Honorable Mention
veils of tolerance
DESCRIPTION
Indonesia has a growing hardline group of religious people. Politicians try to gear up with these fanatic groups for the sake of populist election gains. With the upcoming elections in 2019, the scapegoating of the LGBTQ community flares up once again. It goes as far as blaming the LGBTQ community for natural disasters like the recent earthquakes and tsunami in the region. The city of Yogyakarta on Java Island, long known as a tolerant place for people of all likes from allover Indonesia, is rapidly growing into a much more narrow minded community. In 2015 anti LGBT banners were polluting the streets. Politicians suggested to send homosexual people to doctors and healers. The national society of psychiatrists officially classified LGBTQ people as mentally ill.

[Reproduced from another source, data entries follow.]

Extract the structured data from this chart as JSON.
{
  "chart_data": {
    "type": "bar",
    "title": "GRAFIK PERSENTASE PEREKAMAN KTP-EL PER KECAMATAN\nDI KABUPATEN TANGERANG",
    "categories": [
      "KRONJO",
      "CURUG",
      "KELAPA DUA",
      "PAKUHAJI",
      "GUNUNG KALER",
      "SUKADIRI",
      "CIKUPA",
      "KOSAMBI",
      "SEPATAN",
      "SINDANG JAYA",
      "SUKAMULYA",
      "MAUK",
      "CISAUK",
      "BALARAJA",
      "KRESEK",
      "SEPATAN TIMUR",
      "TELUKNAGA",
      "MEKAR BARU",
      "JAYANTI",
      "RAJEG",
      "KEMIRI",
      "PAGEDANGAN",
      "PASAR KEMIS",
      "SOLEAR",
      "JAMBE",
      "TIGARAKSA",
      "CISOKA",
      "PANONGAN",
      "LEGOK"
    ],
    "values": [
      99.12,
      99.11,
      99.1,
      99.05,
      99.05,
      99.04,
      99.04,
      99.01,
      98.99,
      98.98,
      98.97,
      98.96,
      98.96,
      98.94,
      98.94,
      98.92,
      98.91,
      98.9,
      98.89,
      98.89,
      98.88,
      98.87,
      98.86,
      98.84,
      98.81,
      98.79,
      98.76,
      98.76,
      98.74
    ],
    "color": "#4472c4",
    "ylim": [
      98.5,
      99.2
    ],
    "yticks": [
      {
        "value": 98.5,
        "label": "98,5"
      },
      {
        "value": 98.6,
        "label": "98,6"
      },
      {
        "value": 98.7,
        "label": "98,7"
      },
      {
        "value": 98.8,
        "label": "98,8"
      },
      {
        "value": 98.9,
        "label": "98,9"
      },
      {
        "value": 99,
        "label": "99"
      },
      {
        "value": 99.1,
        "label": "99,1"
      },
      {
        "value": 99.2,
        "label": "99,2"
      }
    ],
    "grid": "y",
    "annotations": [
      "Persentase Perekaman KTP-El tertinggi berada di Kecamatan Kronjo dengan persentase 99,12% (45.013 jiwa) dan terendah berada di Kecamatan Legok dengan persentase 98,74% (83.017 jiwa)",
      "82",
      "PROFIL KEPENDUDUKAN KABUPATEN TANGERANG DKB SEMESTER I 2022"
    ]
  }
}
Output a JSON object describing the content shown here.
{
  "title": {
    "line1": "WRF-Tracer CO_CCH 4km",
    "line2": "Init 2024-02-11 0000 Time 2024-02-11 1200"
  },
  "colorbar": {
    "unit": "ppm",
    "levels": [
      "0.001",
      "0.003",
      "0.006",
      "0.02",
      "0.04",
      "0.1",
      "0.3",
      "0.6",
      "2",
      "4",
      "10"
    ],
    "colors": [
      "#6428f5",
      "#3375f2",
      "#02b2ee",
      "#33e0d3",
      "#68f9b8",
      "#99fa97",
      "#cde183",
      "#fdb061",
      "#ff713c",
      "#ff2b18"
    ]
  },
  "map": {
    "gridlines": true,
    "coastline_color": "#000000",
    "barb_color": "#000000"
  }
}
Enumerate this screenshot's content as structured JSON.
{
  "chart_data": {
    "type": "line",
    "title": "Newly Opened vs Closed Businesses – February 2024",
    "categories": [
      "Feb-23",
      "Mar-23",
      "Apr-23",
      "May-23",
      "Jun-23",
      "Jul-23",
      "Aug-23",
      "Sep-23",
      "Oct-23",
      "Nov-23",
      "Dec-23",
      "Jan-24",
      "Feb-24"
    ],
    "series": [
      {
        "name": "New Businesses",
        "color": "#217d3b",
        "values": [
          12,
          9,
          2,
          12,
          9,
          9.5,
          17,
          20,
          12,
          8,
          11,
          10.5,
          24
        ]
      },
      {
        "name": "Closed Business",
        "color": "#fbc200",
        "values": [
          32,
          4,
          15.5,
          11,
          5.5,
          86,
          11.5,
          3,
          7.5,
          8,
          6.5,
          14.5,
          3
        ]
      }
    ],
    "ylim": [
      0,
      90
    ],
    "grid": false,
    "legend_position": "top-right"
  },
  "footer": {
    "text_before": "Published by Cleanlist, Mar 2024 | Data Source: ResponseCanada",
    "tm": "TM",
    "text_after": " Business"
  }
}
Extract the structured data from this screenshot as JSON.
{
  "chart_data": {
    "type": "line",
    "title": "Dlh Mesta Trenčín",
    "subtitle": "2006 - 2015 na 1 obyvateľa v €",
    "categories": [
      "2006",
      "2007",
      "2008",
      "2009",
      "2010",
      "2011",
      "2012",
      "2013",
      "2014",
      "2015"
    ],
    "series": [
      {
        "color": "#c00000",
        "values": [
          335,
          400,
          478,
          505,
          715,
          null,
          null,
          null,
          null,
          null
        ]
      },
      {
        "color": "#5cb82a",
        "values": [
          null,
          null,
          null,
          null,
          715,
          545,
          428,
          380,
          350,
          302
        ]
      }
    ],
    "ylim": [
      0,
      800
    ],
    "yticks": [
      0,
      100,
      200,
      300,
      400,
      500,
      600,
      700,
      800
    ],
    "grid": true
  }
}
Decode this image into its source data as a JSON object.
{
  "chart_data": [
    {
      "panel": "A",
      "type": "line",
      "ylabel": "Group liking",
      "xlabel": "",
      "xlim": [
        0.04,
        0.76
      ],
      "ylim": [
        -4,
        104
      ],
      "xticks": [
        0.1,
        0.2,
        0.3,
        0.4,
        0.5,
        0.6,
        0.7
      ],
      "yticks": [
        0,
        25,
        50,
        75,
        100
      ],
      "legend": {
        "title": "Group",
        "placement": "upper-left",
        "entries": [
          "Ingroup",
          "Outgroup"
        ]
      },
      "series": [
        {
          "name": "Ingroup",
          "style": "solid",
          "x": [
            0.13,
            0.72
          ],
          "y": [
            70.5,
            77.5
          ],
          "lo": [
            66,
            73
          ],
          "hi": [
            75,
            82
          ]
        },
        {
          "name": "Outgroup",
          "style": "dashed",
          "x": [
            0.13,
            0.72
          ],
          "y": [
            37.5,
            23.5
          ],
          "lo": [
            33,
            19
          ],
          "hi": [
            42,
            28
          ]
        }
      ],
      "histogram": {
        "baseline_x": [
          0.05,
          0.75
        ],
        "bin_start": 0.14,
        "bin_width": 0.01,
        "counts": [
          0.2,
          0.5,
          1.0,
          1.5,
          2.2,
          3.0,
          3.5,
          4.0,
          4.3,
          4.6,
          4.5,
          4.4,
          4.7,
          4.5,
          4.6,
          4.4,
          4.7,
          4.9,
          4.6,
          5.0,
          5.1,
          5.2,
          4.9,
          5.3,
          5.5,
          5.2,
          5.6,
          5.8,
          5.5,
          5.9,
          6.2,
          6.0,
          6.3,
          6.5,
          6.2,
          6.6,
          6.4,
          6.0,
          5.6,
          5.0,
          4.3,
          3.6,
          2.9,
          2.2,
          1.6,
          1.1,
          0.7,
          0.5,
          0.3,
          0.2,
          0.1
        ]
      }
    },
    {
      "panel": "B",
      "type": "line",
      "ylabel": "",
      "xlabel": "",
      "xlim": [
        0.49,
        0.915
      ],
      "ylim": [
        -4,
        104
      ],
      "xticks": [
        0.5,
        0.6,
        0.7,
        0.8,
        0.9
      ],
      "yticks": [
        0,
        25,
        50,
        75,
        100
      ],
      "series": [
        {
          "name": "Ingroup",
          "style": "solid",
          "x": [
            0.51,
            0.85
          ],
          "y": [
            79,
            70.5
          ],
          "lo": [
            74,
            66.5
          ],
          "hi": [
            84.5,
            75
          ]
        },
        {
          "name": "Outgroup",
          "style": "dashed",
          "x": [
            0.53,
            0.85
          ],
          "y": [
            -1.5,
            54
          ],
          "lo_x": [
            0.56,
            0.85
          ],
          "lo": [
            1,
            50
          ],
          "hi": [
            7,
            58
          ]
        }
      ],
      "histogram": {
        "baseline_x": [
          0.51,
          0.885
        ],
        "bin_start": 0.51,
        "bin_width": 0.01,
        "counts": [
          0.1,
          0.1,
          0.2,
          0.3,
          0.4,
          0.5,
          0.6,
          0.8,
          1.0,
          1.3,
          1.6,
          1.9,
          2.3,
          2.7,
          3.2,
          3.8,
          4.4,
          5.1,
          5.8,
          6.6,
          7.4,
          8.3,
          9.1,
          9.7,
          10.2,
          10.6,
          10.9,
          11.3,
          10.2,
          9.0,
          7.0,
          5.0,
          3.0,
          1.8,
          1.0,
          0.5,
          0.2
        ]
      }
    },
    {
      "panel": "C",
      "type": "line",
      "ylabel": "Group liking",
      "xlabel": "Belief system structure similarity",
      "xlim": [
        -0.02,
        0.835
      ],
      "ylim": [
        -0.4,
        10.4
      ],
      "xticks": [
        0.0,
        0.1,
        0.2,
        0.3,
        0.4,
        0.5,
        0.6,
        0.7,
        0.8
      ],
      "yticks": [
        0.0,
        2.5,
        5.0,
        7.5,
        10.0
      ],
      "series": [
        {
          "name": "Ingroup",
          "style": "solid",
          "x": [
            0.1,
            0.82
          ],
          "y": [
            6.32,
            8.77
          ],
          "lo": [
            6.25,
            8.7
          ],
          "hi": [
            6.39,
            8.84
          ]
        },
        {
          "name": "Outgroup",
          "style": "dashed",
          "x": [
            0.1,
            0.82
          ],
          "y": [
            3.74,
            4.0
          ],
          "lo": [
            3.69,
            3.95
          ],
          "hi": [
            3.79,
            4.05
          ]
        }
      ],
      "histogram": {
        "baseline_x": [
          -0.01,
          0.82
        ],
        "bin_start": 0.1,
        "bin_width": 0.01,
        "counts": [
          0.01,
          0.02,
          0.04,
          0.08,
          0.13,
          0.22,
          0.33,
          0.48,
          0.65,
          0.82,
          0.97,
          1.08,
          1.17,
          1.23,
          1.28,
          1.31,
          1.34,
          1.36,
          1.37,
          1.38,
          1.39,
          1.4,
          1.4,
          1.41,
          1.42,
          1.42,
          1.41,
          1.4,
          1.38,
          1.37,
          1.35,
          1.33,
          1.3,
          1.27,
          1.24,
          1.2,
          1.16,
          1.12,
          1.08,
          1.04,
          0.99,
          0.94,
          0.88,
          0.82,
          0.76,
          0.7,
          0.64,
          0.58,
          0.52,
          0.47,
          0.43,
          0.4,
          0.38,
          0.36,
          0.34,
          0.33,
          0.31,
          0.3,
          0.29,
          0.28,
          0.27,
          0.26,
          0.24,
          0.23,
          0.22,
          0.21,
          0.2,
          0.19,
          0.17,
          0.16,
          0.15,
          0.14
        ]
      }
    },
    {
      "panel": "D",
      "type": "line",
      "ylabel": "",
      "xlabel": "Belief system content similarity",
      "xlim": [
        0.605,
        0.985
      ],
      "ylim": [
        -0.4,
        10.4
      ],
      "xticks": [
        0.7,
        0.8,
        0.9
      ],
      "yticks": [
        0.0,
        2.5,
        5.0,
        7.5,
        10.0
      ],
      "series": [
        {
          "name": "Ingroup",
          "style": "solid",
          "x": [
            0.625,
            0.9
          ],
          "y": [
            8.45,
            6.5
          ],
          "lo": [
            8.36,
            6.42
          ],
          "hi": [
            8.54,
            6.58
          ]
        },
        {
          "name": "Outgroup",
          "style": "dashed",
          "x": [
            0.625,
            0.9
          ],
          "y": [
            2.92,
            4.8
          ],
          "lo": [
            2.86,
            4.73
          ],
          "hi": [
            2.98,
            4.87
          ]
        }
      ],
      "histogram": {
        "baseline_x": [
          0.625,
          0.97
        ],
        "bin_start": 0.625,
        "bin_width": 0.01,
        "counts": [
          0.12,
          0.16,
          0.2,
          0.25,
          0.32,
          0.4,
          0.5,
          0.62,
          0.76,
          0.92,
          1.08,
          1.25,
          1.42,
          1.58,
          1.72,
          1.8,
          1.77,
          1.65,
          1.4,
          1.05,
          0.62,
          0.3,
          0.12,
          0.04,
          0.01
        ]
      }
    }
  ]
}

Luckily not everyone agrees.
This photo, veils of tolerance, is a bitter sweet wink to both groups.
AUTHOR
Born in Belgium, but in search of different shades of light, I traveled. And I was fascinated again and again. I have lived in Jogjakarta, Indonesia for 23 years and I am now based in Seoul, South Korea. I am submerged in beauty, distate, noise, silence, peace, violence, poverty, luxury, happiness and disaster. My surroundings are sensual surfeit, a place that makes people humans and haven for someone with a camera and a desire to tell stories. I am forced to explore and challenge my cultural luggage that defines aesthetics.
As a photographer I play with reality and make decisions about how I represent the world.
The stories I tell are real, or not.